As I strode up the road, a strange energy rippled through me, like electricity.
Chapter 9: Rachel
I woke up hungover, head beating, mouth parched. My camera was beside the bed, on the floor, and I was fully dressed, on top of the duvet. Moaning, I rolled over and reached for my camera, switched it on and began scrolling through the images. The first few – the latest – were of a topless Konrad, posing for me, dancing, vamping it up. I loved the look in his eyes. He was teasing me, leading me on. The cheeky bossa nova tune he had danced to replayed in my mind, tauntingly:
‘I ain’t wid you
And you ain’t wid me
And that’s why we can’t
Touchy touchy.’
I lay back, still flipping through the images but wondering what would – could – have happened had I stayed. Had I stood a chance, or were the lyrics echoing Konrad’s own thoughts?
But I hadn’t stayed. I’d taken fright, suddenly, afraid that things were getting out of hand. I didn’t know if Konrad was really flirting with me or just having a laugh, and part of me was afraid to find out. If he was flirting with me, then dare I even go there? I wanted to, but I didn’t think I was worthy. He was out of my league, and while a harmless fling might be just the thing I needed after my long bout of monogamy with Kyle, I was afraid that I m
ight fall hard for Konrad. It was difficult to imagine not going weak at the knees every time I set eyes on him. Sometimes, I thought, it was better that certain things remain out of your reach. Some things are just too hot to handle. And in any case, Konrad was with Rochelle, even if she wasn’t around right now.
And so I’d finished snapping and then basically fled, not even waiting for the lift in my agitation but running down several flights of stairs, clutching the handrail, knowing that I was stupidly drunk and shouldn’t be tearing around like a lunatic, especially with an expensive camera in tow.
I didn’t remember getting home or collapsing onto the bed. But here I was, unfresh, in need of a good scrub. I got up and started to run a bath while I brewed up a coffee in the kitchenette. While it percolated, I stripped off my clothes from the previous night and swaddled myself in one of Rochelle’s robes.
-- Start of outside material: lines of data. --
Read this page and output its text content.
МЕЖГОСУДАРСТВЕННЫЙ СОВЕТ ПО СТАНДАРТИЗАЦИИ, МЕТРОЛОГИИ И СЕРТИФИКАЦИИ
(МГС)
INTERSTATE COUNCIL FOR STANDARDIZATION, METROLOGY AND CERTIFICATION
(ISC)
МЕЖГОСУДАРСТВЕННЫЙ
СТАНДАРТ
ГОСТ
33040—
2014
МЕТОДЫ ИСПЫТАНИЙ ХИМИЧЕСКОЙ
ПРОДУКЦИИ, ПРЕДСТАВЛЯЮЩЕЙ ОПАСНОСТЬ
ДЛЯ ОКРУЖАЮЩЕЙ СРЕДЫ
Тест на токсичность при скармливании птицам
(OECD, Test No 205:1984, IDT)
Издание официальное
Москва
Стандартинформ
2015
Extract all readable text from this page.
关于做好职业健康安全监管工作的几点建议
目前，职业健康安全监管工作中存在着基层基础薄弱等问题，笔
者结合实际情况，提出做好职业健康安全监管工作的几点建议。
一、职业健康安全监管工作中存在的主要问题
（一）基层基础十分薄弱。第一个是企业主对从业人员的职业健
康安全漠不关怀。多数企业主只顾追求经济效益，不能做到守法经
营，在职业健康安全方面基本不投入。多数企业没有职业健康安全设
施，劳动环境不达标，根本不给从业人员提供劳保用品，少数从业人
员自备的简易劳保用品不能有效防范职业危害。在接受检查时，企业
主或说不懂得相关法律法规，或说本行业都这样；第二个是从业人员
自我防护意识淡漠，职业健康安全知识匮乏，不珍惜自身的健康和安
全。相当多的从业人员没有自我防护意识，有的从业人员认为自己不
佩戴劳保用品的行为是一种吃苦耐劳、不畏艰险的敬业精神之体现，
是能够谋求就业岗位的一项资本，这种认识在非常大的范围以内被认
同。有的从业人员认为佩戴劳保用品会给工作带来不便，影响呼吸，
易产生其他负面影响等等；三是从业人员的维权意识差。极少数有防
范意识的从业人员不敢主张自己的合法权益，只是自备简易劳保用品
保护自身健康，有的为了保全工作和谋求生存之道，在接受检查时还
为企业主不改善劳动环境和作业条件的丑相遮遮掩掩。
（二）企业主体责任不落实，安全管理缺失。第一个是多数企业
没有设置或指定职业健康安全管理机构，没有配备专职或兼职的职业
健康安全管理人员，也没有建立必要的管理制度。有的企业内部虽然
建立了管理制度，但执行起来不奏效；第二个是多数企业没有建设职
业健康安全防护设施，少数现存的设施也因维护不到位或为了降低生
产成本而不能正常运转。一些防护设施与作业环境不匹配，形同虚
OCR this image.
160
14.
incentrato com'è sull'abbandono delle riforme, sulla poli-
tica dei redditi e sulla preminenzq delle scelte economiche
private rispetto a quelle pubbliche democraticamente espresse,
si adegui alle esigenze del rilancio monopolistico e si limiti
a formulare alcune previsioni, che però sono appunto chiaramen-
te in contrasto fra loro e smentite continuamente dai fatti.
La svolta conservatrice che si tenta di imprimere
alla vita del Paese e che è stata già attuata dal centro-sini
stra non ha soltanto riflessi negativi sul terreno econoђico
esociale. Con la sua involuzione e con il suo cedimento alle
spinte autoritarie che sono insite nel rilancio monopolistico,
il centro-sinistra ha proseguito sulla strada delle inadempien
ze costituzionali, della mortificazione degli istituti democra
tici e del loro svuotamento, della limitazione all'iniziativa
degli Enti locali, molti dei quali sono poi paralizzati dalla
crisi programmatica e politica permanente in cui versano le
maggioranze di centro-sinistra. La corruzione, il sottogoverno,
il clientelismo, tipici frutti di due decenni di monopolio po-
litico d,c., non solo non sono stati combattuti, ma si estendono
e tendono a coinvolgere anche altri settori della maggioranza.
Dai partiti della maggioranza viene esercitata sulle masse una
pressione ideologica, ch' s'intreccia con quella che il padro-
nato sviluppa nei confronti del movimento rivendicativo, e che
It wasn’t like my comfy towelling robe at home, which I hadn’t had the space to bring along. It was more of a kimono – silken, with an exotic cherry-blossom motif of pastel greens and pinks. It was cute, but not at all me.
I took my coffee in the window, looking down onto the street. There was a strange mix of characters in evidence: prostitutes, even at this hour, but also models on their way to castings or shoots, hip young parents pushing buggies, shuffling tramps, and others less immediately classifiable. This wasn’t Soho, but neither was it Bayswater, where I lived. I struggled to think of anywhere that quite matched its vibe in London. It seemed unique and utterly compelling. I decided I’d go out exploring once I’d freshened up.
But first a bath. I walked towards it, starting to shrug the kimono from my shoulders. As I did, I had a sudden vision of Rochelle falling back on the bed with Konrad’s hands at her shoulders, easing her backwards, slipping the robe from her alabaster skin. Lowering his gorgeous pouty mouth to her shoulders and nibbling at them, peppering them with kisses.